Laboratory of Clinical Virology, Reasearch Laboratory Viruses Vectors and Hosts (LR20-IPT10), Institut Pasteur, University of Tunis-El Manar, Tunis, Tunisia.
Laboratory of Bioinformatics, Biomathematics and Biostatistics (BIMS), Institut Pasteur de Tunisgrid.418517.e (IPT), University of Tunis-El Manar, Tunis, Tunisia.
Microbiol Spectr. 2021 Dec 22;9(3):e0063921. doi: 10.1128/Spectrum.00639-21. Epub 2021 Nov 10.

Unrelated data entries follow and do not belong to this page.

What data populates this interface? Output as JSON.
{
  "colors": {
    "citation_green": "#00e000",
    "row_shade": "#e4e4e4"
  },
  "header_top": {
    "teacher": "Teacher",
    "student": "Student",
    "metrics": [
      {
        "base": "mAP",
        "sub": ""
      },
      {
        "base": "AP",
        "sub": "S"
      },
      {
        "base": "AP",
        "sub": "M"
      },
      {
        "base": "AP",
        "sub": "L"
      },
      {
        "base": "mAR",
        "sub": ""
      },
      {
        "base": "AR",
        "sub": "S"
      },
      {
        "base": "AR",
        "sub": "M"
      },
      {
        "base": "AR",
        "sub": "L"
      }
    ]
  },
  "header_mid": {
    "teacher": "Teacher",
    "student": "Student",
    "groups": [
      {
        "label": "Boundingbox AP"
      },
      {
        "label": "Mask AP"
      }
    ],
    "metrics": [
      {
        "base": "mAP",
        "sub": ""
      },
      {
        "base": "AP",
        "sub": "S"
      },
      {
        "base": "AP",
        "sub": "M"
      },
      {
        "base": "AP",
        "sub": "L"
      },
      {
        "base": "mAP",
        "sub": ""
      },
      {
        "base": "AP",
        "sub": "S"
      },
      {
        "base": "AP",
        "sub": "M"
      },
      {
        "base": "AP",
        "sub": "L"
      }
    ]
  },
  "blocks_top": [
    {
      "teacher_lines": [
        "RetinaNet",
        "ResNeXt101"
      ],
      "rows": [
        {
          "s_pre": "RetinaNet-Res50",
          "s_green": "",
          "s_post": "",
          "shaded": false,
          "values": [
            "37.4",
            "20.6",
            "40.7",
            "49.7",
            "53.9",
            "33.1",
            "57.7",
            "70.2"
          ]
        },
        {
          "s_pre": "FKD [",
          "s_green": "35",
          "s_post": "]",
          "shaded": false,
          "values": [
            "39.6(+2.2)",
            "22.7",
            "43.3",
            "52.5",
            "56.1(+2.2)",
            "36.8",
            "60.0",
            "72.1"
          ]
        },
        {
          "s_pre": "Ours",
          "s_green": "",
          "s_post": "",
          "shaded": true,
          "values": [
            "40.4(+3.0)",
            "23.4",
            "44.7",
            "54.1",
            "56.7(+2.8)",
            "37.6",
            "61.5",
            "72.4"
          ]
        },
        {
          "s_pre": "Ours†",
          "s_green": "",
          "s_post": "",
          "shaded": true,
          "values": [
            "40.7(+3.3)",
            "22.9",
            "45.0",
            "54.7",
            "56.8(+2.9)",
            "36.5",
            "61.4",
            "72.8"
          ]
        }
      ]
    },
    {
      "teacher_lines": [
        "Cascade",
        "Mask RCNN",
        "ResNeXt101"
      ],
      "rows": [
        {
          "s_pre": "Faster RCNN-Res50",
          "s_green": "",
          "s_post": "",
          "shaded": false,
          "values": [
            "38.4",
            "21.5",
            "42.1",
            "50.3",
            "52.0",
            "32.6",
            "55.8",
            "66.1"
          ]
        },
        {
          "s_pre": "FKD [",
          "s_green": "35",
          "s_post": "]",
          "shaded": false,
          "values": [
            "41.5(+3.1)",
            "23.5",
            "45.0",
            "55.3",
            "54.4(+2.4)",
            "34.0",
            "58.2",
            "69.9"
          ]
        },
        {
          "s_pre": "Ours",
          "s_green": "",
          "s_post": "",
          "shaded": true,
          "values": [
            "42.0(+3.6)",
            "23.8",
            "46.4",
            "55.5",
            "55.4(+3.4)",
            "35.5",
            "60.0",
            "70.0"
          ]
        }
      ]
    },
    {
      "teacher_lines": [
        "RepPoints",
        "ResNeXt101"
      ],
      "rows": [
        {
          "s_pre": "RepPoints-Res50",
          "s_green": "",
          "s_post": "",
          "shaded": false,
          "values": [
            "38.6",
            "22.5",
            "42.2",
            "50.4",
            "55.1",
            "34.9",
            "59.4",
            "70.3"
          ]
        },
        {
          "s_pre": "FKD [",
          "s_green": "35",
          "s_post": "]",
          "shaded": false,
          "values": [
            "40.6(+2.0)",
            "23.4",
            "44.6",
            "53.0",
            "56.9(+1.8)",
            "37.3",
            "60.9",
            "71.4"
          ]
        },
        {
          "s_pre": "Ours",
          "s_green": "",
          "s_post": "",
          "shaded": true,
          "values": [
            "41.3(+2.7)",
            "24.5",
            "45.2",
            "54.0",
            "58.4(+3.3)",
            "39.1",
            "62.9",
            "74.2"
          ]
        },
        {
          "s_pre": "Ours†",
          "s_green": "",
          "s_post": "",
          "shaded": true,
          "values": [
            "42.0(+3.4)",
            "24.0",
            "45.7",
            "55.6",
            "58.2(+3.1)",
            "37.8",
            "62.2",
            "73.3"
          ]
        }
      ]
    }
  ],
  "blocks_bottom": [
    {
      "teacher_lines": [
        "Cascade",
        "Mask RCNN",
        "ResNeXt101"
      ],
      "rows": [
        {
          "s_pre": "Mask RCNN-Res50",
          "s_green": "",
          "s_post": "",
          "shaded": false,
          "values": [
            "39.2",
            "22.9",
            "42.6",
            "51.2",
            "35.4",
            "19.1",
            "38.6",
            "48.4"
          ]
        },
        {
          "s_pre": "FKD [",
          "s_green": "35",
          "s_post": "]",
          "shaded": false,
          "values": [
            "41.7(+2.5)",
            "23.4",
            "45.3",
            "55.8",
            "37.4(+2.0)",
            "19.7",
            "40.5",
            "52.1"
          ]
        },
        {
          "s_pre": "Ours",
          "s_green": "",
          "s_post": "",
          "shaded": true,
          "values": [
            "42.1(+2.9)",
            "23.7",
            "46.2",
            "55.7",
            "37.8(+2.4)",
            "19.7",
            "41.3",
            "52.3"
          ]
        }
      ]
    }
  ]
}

Recent efforts have reported numerous variants that influence severe acute respiratory syndrome coronavirus 2 (SARS-CoV-2) viral characteristics, including pathogenicity, transmission rate, and detectability by molecular tests. Whole-genome sequencing based on next-generation sequencing technologies is the method of choice to identify all viral variants; however, the resources needed to use these techniques for a representative number of specimens remain limited in many low- and middle-income countries. To decrease sequencing costs, we developed a primer set allowing partial sequences to be generated in the viral S gene, enabling rapid detection of numerous variants of concern (VOCs) and variants of interest (VOIs); whole-genome sequencing is then performed on a selection of viruses based on partial sequencing results. Two hundred one nasopharyngeal specimens collected during the decreasing phase of a high-transmission COVID-19 wave in Tunisia were analyzed. The results reveal high genetic variability within the sequenced fragment and allow the detection of first introductions in the country of already-known VOCs and VOIs, as well as other variants that have interesting genomic mutations and need to be kept under surveillance. The method of choice for SARS-CoV-2 variant detection is whole-genome sequencing using next-generation sequencing (NGS) technologies. Resources for this technology remain limited in many low- and middle-income countries, where it is not possible to perform whole-genome sequencing for representative numbers of SARS-CoV-2-positive cases. In the present work, we developed a novel strategy based on a first partial Sanger screening in the S gene, which includes key mutations of the already known VOCs and VOIs, for rapid identification of these VOCs and VOIs and to help better select specimens that need to be sequenced by NGS technologies. The second step consists of whole-genome sequencing to allow a holistic view of all variants within the selected viral strains and confirm the initial classification of the strains based on partial S gene sequencing.
最近的研究报告了许多影响严重急性呼吸综合征冠状病毒 2(SARS-CoV-2)病毒特性的变体,包括致病性、传播率和分子检测的可检测性。基于下一代测序技术的全基因组测序是识别所有病毒变体的首选方法;然而,在许多低收入和中等收入国家,使用这些技术对代表性数量的样本进行测序的资源仍然有限。为了降低测序成本,我们开发了一组引物,允许在病毒 S 基因中生成部分序列,从而能够快速检测到许多关注的变体(VOCs)和感兴趣的变体(VOIs);然后根据部分测序结果对选定的病毒进行全基因组测序。对突尼斯 COVID-19 高传播波下降阶段收集的 201 份鼻咽标本进行了分析。结果显示,在测序片段内存在高度遗传变异性,并且能够检测到已经在该国引入的已知 VOCs 和 VOIs,以及其他具有有趣基因组突变且需要进行监测的变体。SARS-CoV-2 变体检测的首选方法是使用下一代测序(NGS)技术进行全基因组测序。许多低收入和中等收入国家的资源仍然有限,无法对代表性数量的 SARS-CoV-2 阳性病例进行全基因组测序。在本工作中,我们开发了一种新策略,基于 S 基因中的第一个部分 Sanger 筛选,该筛选包括已经已知的 VOCs 和 VOIs 的关键突变,用于快速识别这些 VOCs 和 VOIs,并帮助更好地选择需要通过 NGS 技术进行测序的样本。第二步是进行全基因组测序,以允许对选定病毒株内的所有变体进行全面观察,并根据部分 S 基因测序确认初始分类。